[hutao]

One of the most thorough articles on error handling in programming language design that I've read is this one: https://joeduffyblog.com/2016/02/07/the-error-model/. It was written by Joe Duffy, who worked on Microsoft's experimental Midori language.

Another relevant article is Robert Nystrom's "What Color is Your Function?": https://journal.stuffwithstuff.com/2015/02/01/what-color-is-... This article is about async/await, but the same principles apply to error handling. This article uses colors as an analogy, but is really about monads.

Both IO and exceptions can be denoted as a monad. What this means is that a function inside the programming language, A -> B, can actually be denoted by a mathematical function of the signature [[A]] -> M [[B]], for some monad M. For example, if we are dealing with the exception monad, M would be _ + Exception.

A language such as Java implicitly executes in the IO + exception monad. However, the monad can also be exposed to the programmer as an ordinary data type, which is what Haskell does. When people talk about the tradeoff of exceptions versus Result<T, E>, or the tradeoff between preemptive concurrency and async/await, they are really talking about the tradeoff between making the monad implicit or explicit. (A language where all functions may throw is like one where all functions implicitly return Result<T, E>. A language where all functions may be preempted is like one where all functions are implicitly async, and all function calls are implicitly await points.)

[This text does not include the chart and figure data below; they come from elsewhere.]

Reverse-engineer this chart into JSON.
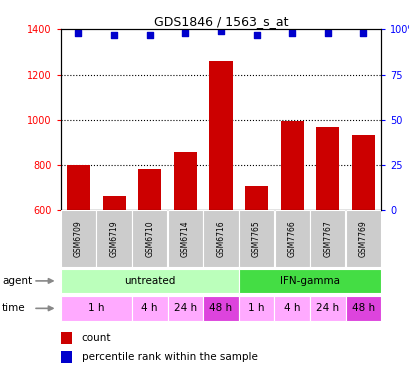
{
  "title": "GDS1846 / 1563_s_at",
  "samples": [
    "GSM6709",
    "GSM6719",
    "GSM6710",
    "GSM6714",
    "GSM6716",
    "GSM7765",
    "GSM7766",
    "GSM7767",
    "GSM7769"
  ],
  "counts": [
    800,
    665,
    785,
    860,
    1262,
    710,
    993,
    970,
    935
  ],
  "percentiles": [
    98,
    97,
    97,
    98,
    99,
    97,
    98,
    98,
    98
  ],
  "ymin": 600,
  "ymax": 1400,
  "y2min": 0,
  "y2max": 100,
  "yticks": [
    600,
    800,
    1000,
    1200,
    1400
  ],
  "y2ticks": [
    0,
    25,
    50,
    75,
    100
  ],
  "bar_color": "#cc0000",
  "dot_color": "#0000cc",
  "agent_untreated_color_light": "#bbffbb",
  "agent_untreated_color": "#bbffbb",
  "agent_ifn_color": "#44dd44",
  "time_color_light": "#ffaaff",
  "time_color_dark": "#dd44dd",
  "sample_label_bg": "#cccccc",
  "gridline_color": "#333333"
}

The theoretical technique of using monads to model the implicit effects of a programming language was pioneered by Eugenio Moggi, and the idea of making them explicit to the programmer was pioneered by Philip Wadler.

Something else to think about is how monads stack. For example, how would you handle functions that are both async/await and throw exceptions? Does the answer change when the monad is implicit (e.g. throwing exceptions) or explicit (e.g. returning a result)?

[spankalee]

That Midori article looks great, I'll give that a closer read. I actually used to work with Bob, and am familiar with the (wonderful!) function color article.

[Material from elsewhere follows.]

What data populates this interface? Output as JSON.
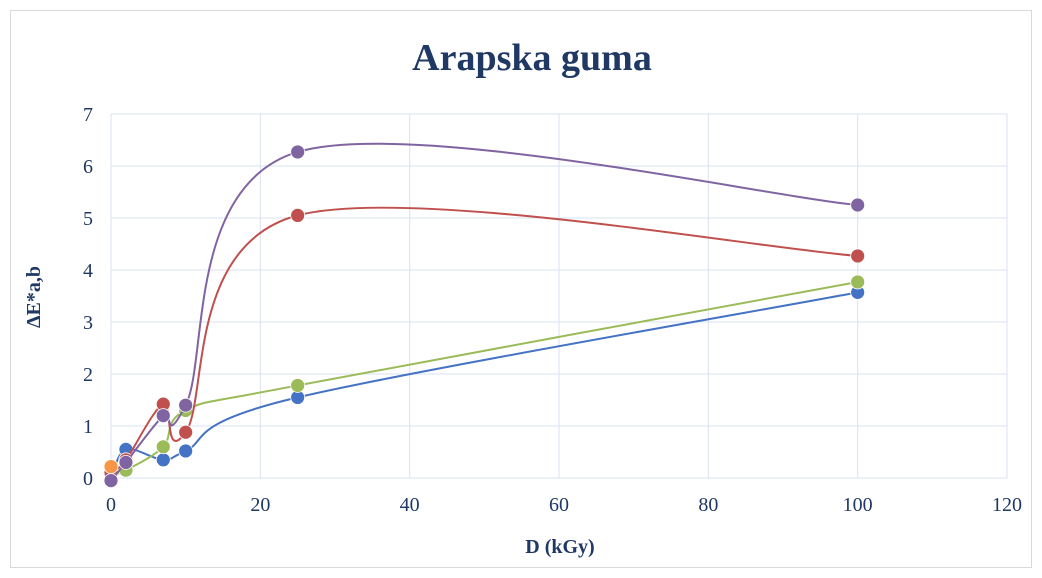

I think my biggest question might be addressed in the Midori article: with things like bounds checks and checked casts you already have exceptions (or panics), so should you have a way to capture them anywhere on the stack? Are they recoverable in some programs? So should you have try/catch even if you try to make most errors return values?

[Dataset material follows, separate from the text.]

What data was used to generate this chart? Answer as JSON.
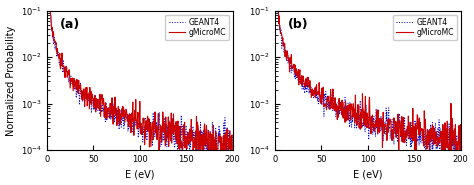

Another set of questions I have is around reified stacks. Once you have features like generators and async functions, and can switch stacks around, you're most of the way to resumable exceptions. I don't yet fully grok how code as the resume site is supposed to deal with a resume, but maybe resumable exceptions are a reason to keep them.

[hutao]

I'd never heard of "resumable exceptions" before, so I searched them up [1][2]. Is this another name for the language feature called "effect handlers" in OCaml 5?

[1] https://osa1.net/posts/2024-11-04-resumable-exceptions.html

[2] https://softwareengineering.stackexchange.com/questions/8033...

[spankalee]

Yes, afaiu at least, effects and resumable exceptions are nearly the same, and you can implement one with the other.

[tome]

Pretty much every language has a form of resumable exception known as a "function call". It's hard for me to understand why no one in the algebraic effects/effect handlers community has noticed this yet.

[hutao]

This is the difference between functions and effect handlers, to my understanding:

Functions map inputs to outputs, with a type signature that looks like A -> B. Functions may be composed, so if you have f: A -> B and g: B -> C, you have gf: A -> C. Function composition corresponds with how "ordinary" programming is done by nesting expressions, like g(f(x)).

Sometimes, the function returns something like Option<B> or Future<B>. "Ordinary" function composition would expect the subsequent function's input type to be Future<B>, but frequently you need that input to have type B. Therefore, optionals or futures require "Kleisli composition," where given f: A -> Future<B> and g: B -> Future<C>, you have gf: A -> Future<C>. Kleisli composition corresponds with "monadic" programming, with "callback hell" or some syntactic sugar for it, like:

    let y = await f(x);
    g(y)

Effect handlers allow you to express the latter, "monadic" code, in the former, "direct style" of ordinary function calls.